L'organisation des spires de fil a une incidence sur leur assise dans la bobine et sur leur libération lors du lancer. L'enroulement contribue ainsi à la performance du lancer et, dans une certaine mesure, à la facilité d'utilisation du moulinet car une bonne assise des spires réduit le risque d'enchevêtrement et de perruques.

Enroulement jointif ou croisé

On distingue principalement deux grandes catégories d'enroulements qui peuvent porter des noms diverses dans les catalogues : les enroulements croisés et les enroulements par spires jointives.

Spires jointives : les spires de fil sont juxtaposées avec peu d'écart, leur nombre par couche de fil est élevé et l'angle d'enroulement sur la bobine est faible (les spires sont presque parallèles aux lèvres de la bobine).

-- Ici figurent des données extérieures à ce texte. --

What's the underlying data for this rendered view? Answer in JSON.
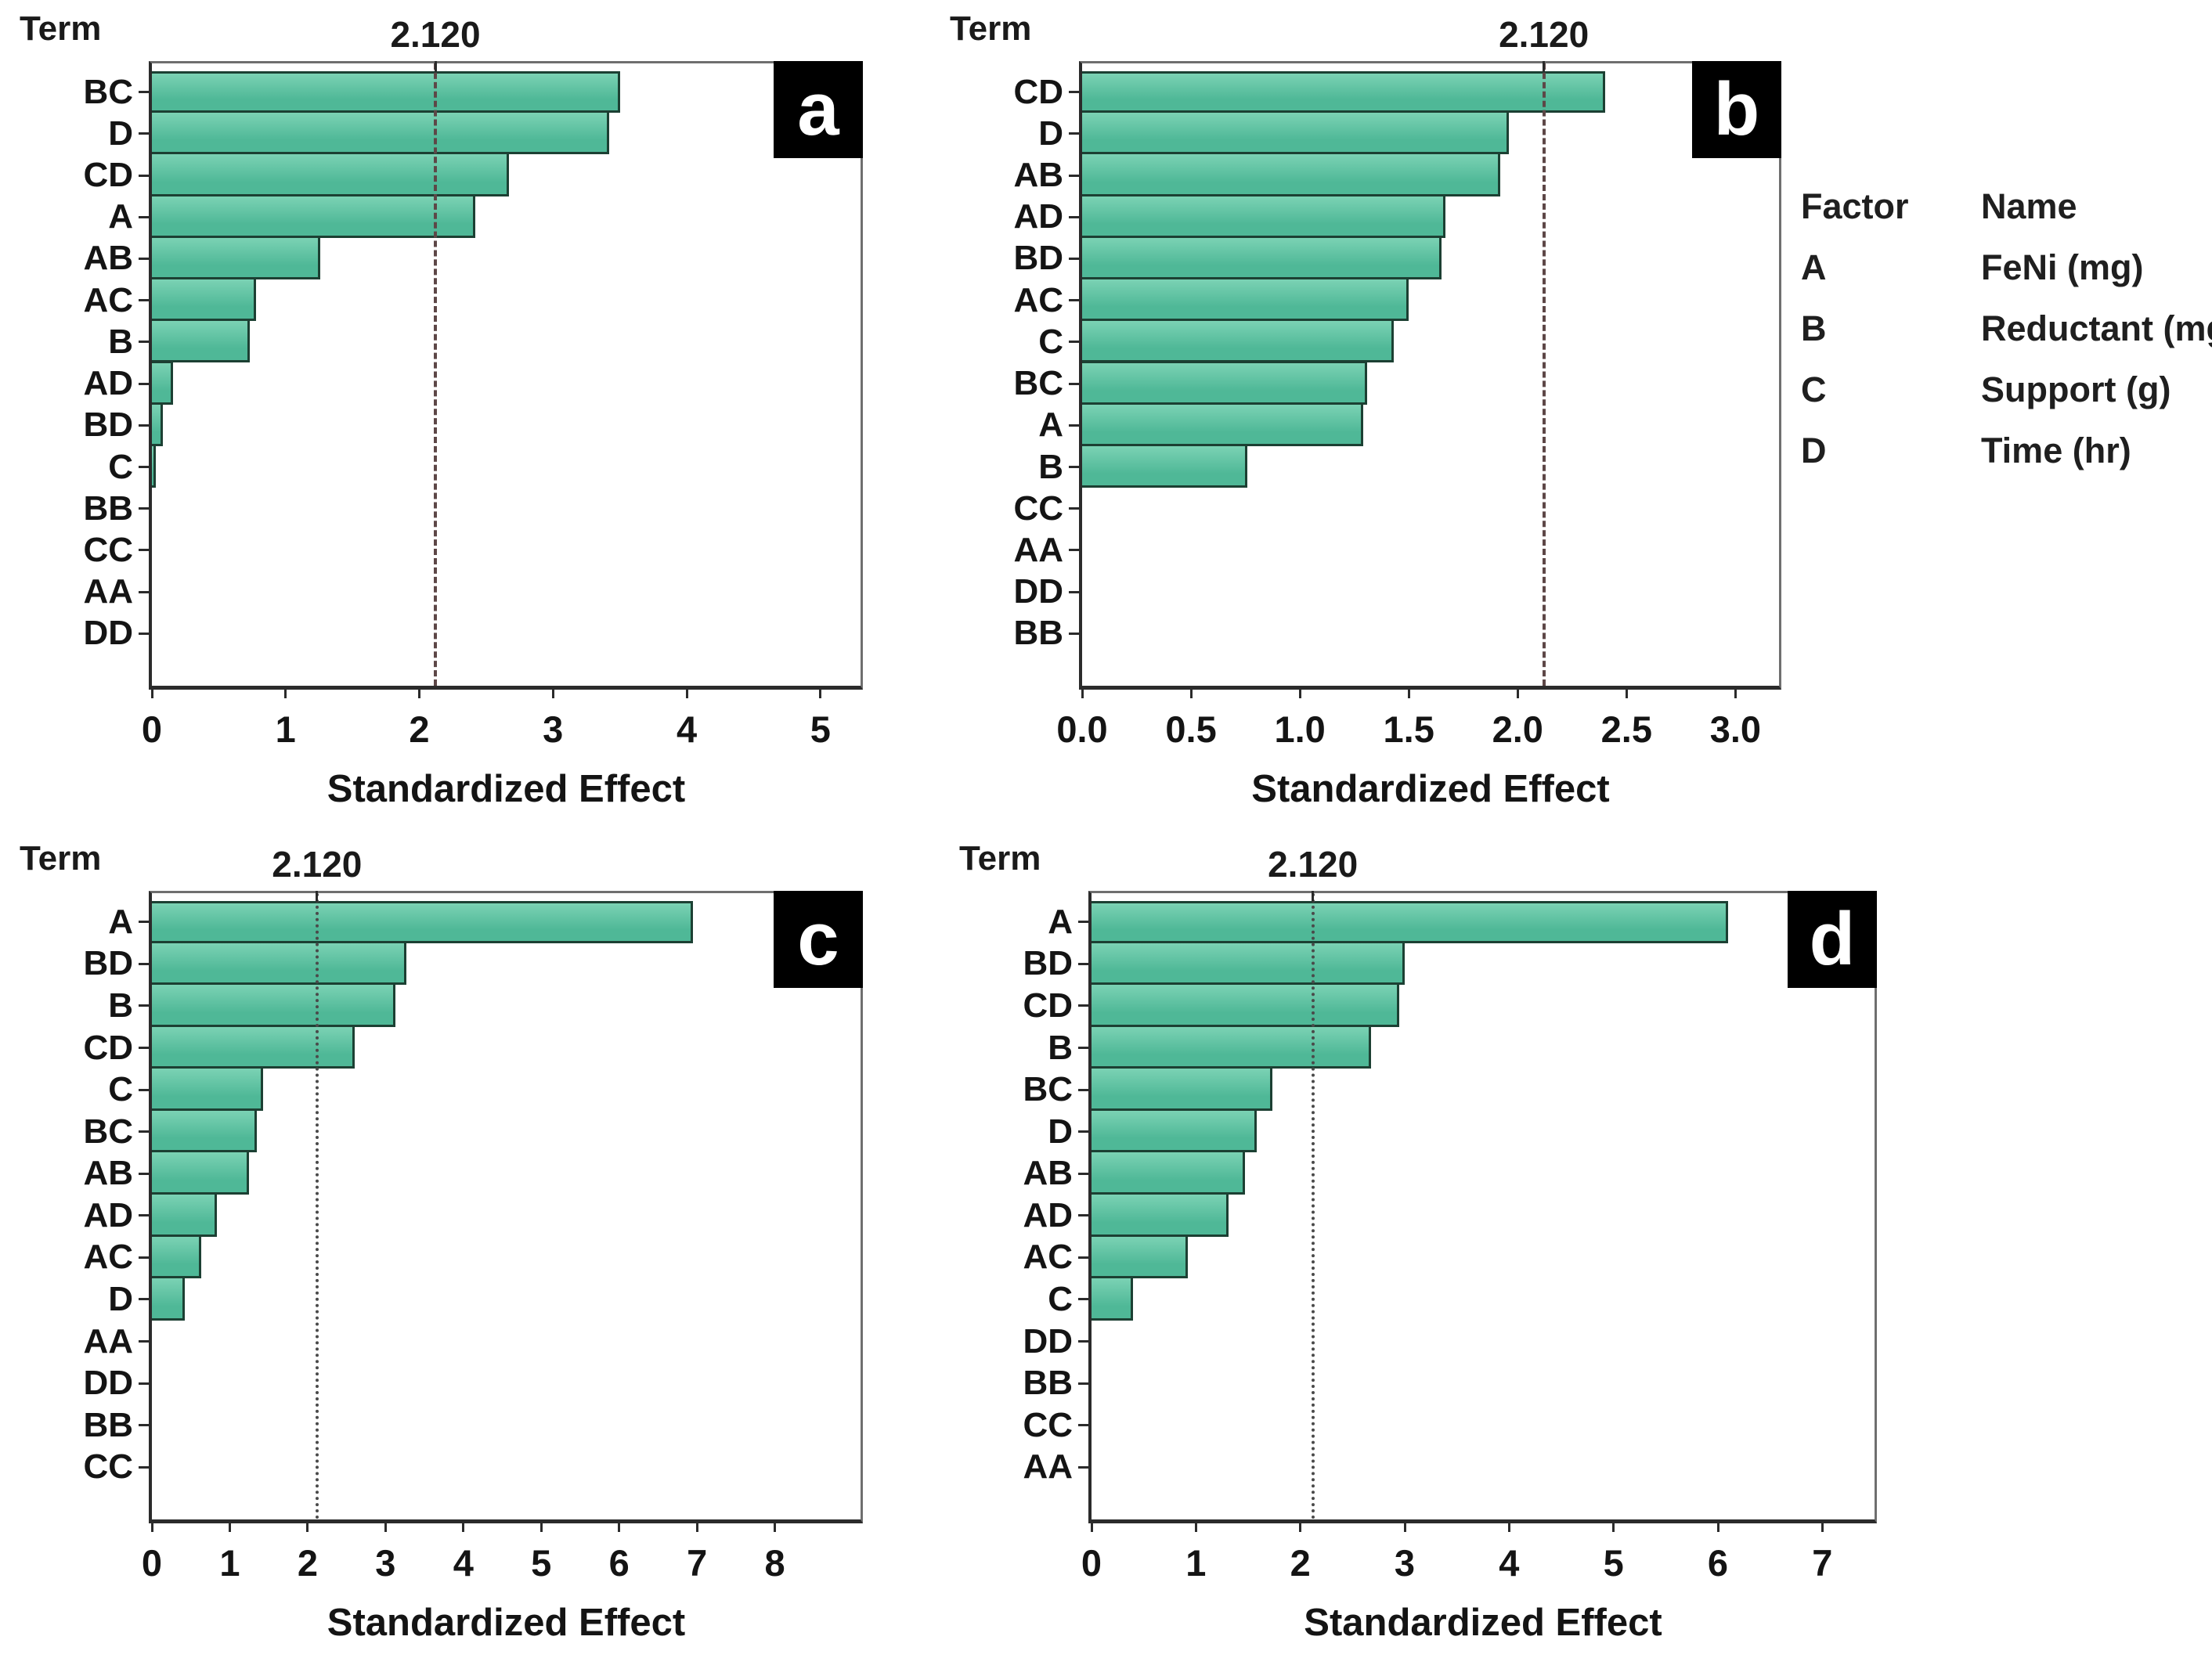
{
  "figure": {
    "colors": {
      "bar_fill": "#4fb897",
      "bar_fill_light": "#7bd2b4",
      "bar_border": "#1c4033",
      "frame": "#6f6f6f",
      "axis": "#2b2b2b",
      "ref_line_dashed": "#5d4747",
      "ref_line_dotted": "#4a4a4a",
      "panel_label_bg": "#000000",
      "panel_label_fg": "#ffffff"
    },
    "legend": {
      "header": {
        "factor": "Factor",
        "name": "Name"
      },
      "rows": [
        {
          "factor": "A",
          "name": "FeNi (mg)"
        },
        {
          "factor": "B",
          "name": "Reductant (mg)"
        },
        {
          "factor": "C",
          "name": "Support (g)"
        },
        {
          "factor": "D",
          "name": "Time (hr)"
        }
      ]
    }
  },
  "chart_data": [
    {
      "type": "bar",
      "orientation": "horizontal",
      "panel_label": "a",
      "ylabel": "Term",
      "xlabel": "Standardized Effect",
      "ref_line": 2.12,
      "ref_label": "2.120",
      "ref_style": "dashed",
      "xlim": [
        0,
        5.3
      ],
      "xticks": [
        0,
        1,
        2,
        3,
        4,
        5
      ],
      "xtick_labels": [
        "0",
        "1",
        "2",
        "3",
        "4",
        "5"
      ],
      "terms": [
        "BC",
        "D",
        "CD",
        "A",
        "AB",
        "AC",
        "B",
        "AD",
        "BD",
        "C",
        "BB",
        "CC",
        "AA",
        "DD"
      ],
      "values": [
        3.5,
        3.42,
        2.67,
        2.42,
        1.26,
        0.78,
        0.73,
        0.16,
        0.08,
        0.03,
        0,
        0,
        0,
        0
      ]
    },
    {
      "type": "bar",
      "orientation": "horizontal",
      "panel_label": "b",
      "ylabel": "Term",
      "xlabel": "Standardized Effect",
      "ref_line": 2.12,
      "ref_label": "2.120",
      "ref_style": "dashed",
      "xlim": [
        0,
        3.2
      ],
      "xticks": [
        0,
        0.5,
        1.0,
        1.5,
        2.0,
        2.5,
        3.0
      ],
      "xtick_labels": [
        "0.0",
        "0.5",
        "1.0",
        "1.5",
        "2.0",
        "2.5",
        "3.0"
      ],
      "terms": [
        "CD",
        "D",
        "AB",
        "AD",
        "BD",
        "AC",
        "C",
        "BC",
        "A",
        "B",
        "CC",
        "AA",
        "DD",
        "BB"
      ],
      "values": [
        2.4,
        1.96,
        1.92,
        1.67,
        1.65,
        1.5,
        1.43,
        1.31,
        1.29,
        0.76,
        0,
        0,
        0,
        0
      ]
    },
    {
      "type": "bar",
      "orientation": "horizontal",
      "panel_label": "c",
      "ylabel": "Term",
      "xlabel": "Standardized Effect",
      "ref_line": 2.12,
      "ref_label": "2.120",
      "ref_style": "dotted",
      "xlim": [
        0,
        9.1
      ],
      "xticks": [
        0,
        1,
        2,
        3,
        4,
        5,
        6,
        7,
        8
      ],
      "xtick_labels": [
        "0",
        "1",
        "2",
        "3",
        "4",
        "5",
        "6",
        "7",
        "8"
      ],
      "terms": [
        "A",
        "BD",
        "B",
        "CD",
        "C",
        "BC",
        "AB",
        "AD",
        "AC",
        "D",
        "AA",
        "DD",
        "BB",
        "CC"
      ],
      "values": [
        6.95,
        3.27,
        3.13,
        2.6,
        1.43,
        1.35,
        1.25,
        0.83,
        0.63,
        0.42,
        0,
        0,
        0,
        0
      ]
    },
    {
      "type": "bar",
      "orientation": "horizontal",
      "panel_label": "d",
      "ylabel": "Term",
      "xlabel": "Standardized Effect",
      "ref_line": 2.12,
      "ref_label": "2.120",
      "ref_style": "dotted",
      "xlim": [
        0,
        7.5
      ],
      "xticks": [
        0,
        1,
        2,
        3,
        4,
        5,
        6,
        7
      ],
      "xtick_labels": [
        "0",
        "1",
        "2",
        "3",
        "4",
        "5",
        "6",
        "7"
      ],
      "terms": [
        "A",
        "BD",
        "CD",
        "B",
        "BC",
        "D",
        "AB",
        "AD",
        "AC",
        "C",
        "DD",
        "BB",
        "CC",
        "AA"
      ],
      "values": [
        6.1,
        3.0,
        2.95,
        2.68,
        1.73,
        1.58,
        1.47,
        1.31,
        0.92,
        0.4,
        0,
        0,
        0,
        0
      ]
    }
  ]
}
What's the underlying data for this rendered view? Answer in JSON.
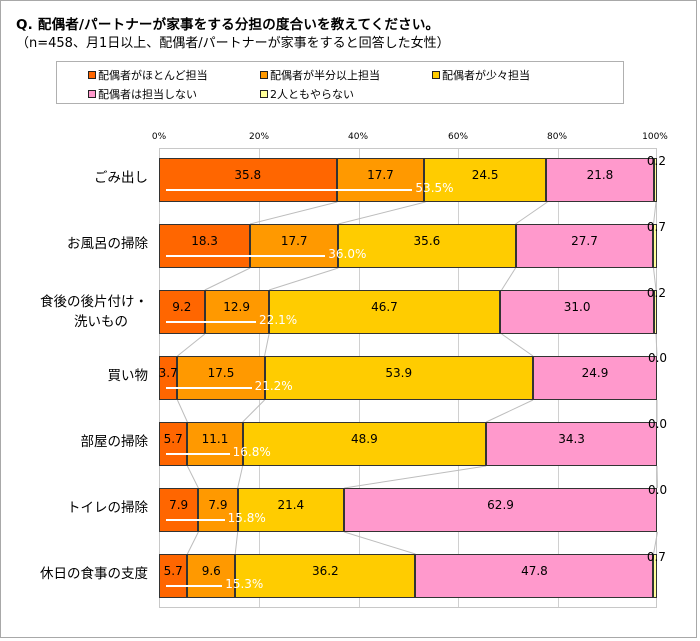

Spires croisées : les spires de fil sont significativement écartées les unes des autres et leur angle d'enroulement sur la bobine est plus élevé de sorte que les spires montantes et descendantes se croisent de manière nette.

Pour être tout à fait précis, il existe deux techniques d'enroulement croisé : l'enroulement croisé à une vitesse, qui est un procédé "classique" présentant un nombre de spires de fil égal à chaque couche, et l'enroulement croisé à deux vitesses, où le nombre de spires montantes est différent du nombre de spires descendantes (nous reviendrons plus bas sur cette technique asymétrique).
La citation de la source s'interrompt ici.